🤖 AI Summary
This work addresses the challenge of generating physically plausible, direction-controllable 3D full-body grasping motions for animation, mixed reality, and robotics. Existing methods struggle to jointly model hand–object–scene (e.g., container) interactions, suffering from uncontrolled grasp orientation, scene penetration, and inefficient optimization.
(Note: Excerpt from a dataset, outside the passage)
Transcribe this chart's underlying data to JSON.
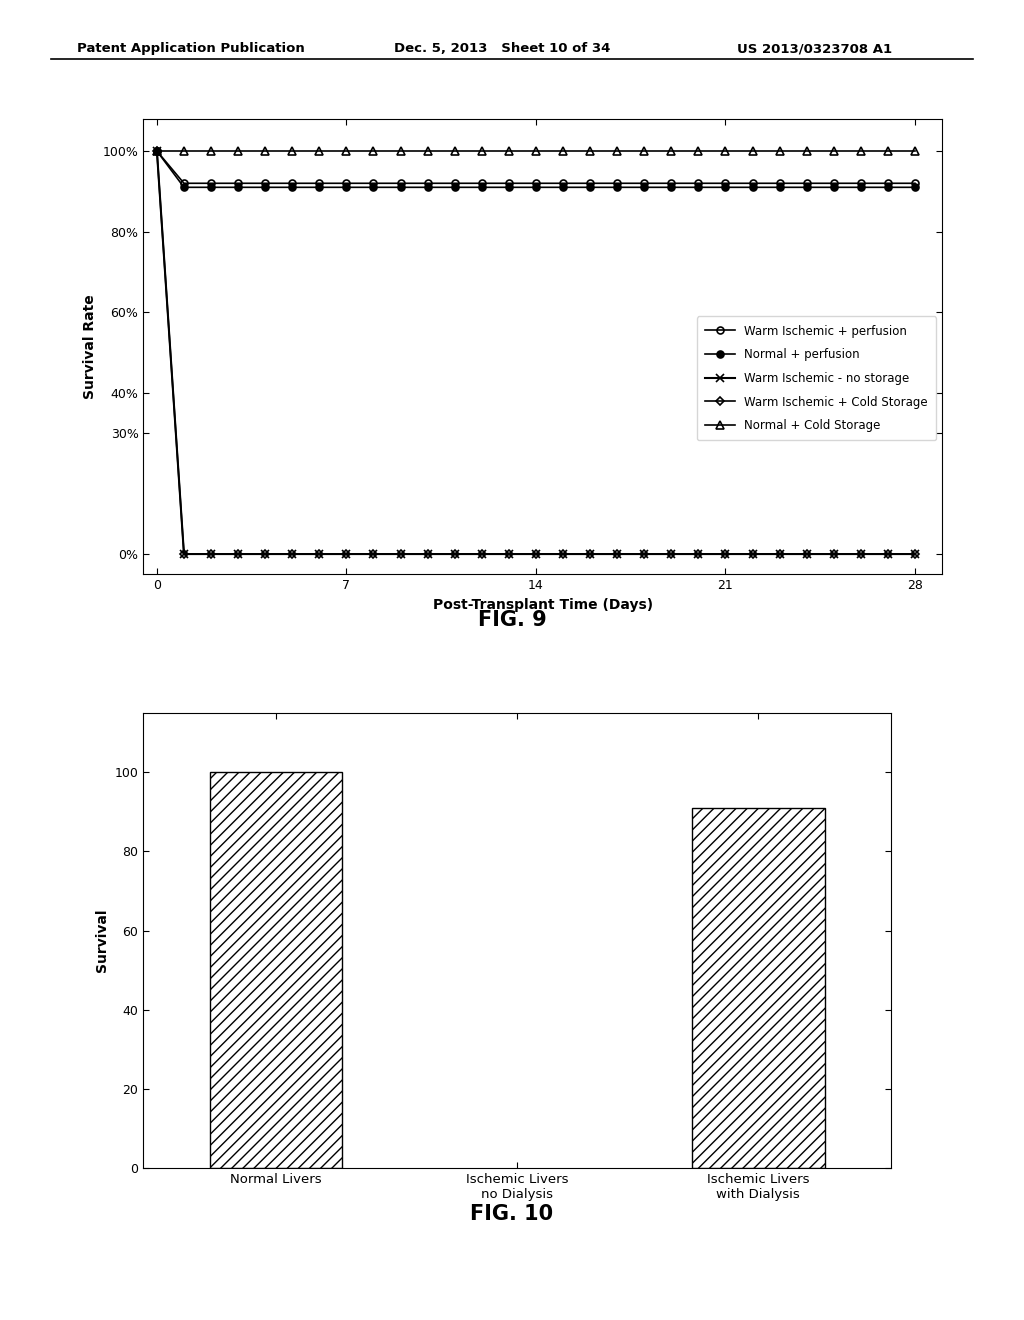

To overcome these limitations, we propose the first generative framework incorporating early-stage geometric reasoning: (1) ray-casting and collision detection to model reachable grasp directions; (2) unified constraints on arm and palm orientation; (3) symmetric left/right-hand grasp synthesis; and (4) probabilistic directional sampling, geometry-aware conditional generation, and contact-consistent full-body optimization. Our method achieves significant improvements over state-of-the-art on GRAB and ReplicaGrasp benchmarks—yielding higher physical plausibility, success rates, faster inference, and lower computational overhead. Ablation studies confirm consistent gains from each component. Code and models will be publicly released.
📝 Abstract
Synthesizing 3D whole-bodies that realistically grasp objects is useful for animation, mixed reality, and robotics. This is challenging, because the hands and body need to look natural w.r.t. each other, the grasped object, as well as the local scene (i.e., a receptacle supporting the object). Only recent work tackles this, with a divide-and-conquer approach; it first generates a"guiding"right-hand grasp, and then searches for bodies that match this. However, the guiding-hand synthesis lacks controllability and receptacle awareness, so it likely has an implausible direction (i.e., a body can't match this without penetrating the receptacle) and needs corrections through major post-processing. Moreover, the body search needs exhaustive sampling and is expensive. These are strong limitations. We tackle these with a novel method called CWGrasp. Our key idea is that performing geometry-based reasoning"early on,"instead of"too late,"provides rich"control"signals for inference. To this end, CWGrasp first samples a plausible reaching-direction vector (used later for both the arm and hand) from a probabilistic model built via raycasting from the object and collision checking. Then, it generates a reaching body with a desired arm direction, as well as a"guiding"grasping hand with a desired palm direction that complies with the arm's one. Eventually, CWGrasp refines the body to match the"guiding"hand, while plausibly contacting the scene. Notably, generating already-compatible"parts"greatly simplifies the"whole."Moreover, CWGrasp uniquely tackles both right- and left-hand grasps. We evaluate on the GRAB and ReplicaGrasp datasets. CWGrasp outperforms baselines, at lower runtime and budget, while all components help performance. Code and models will be released.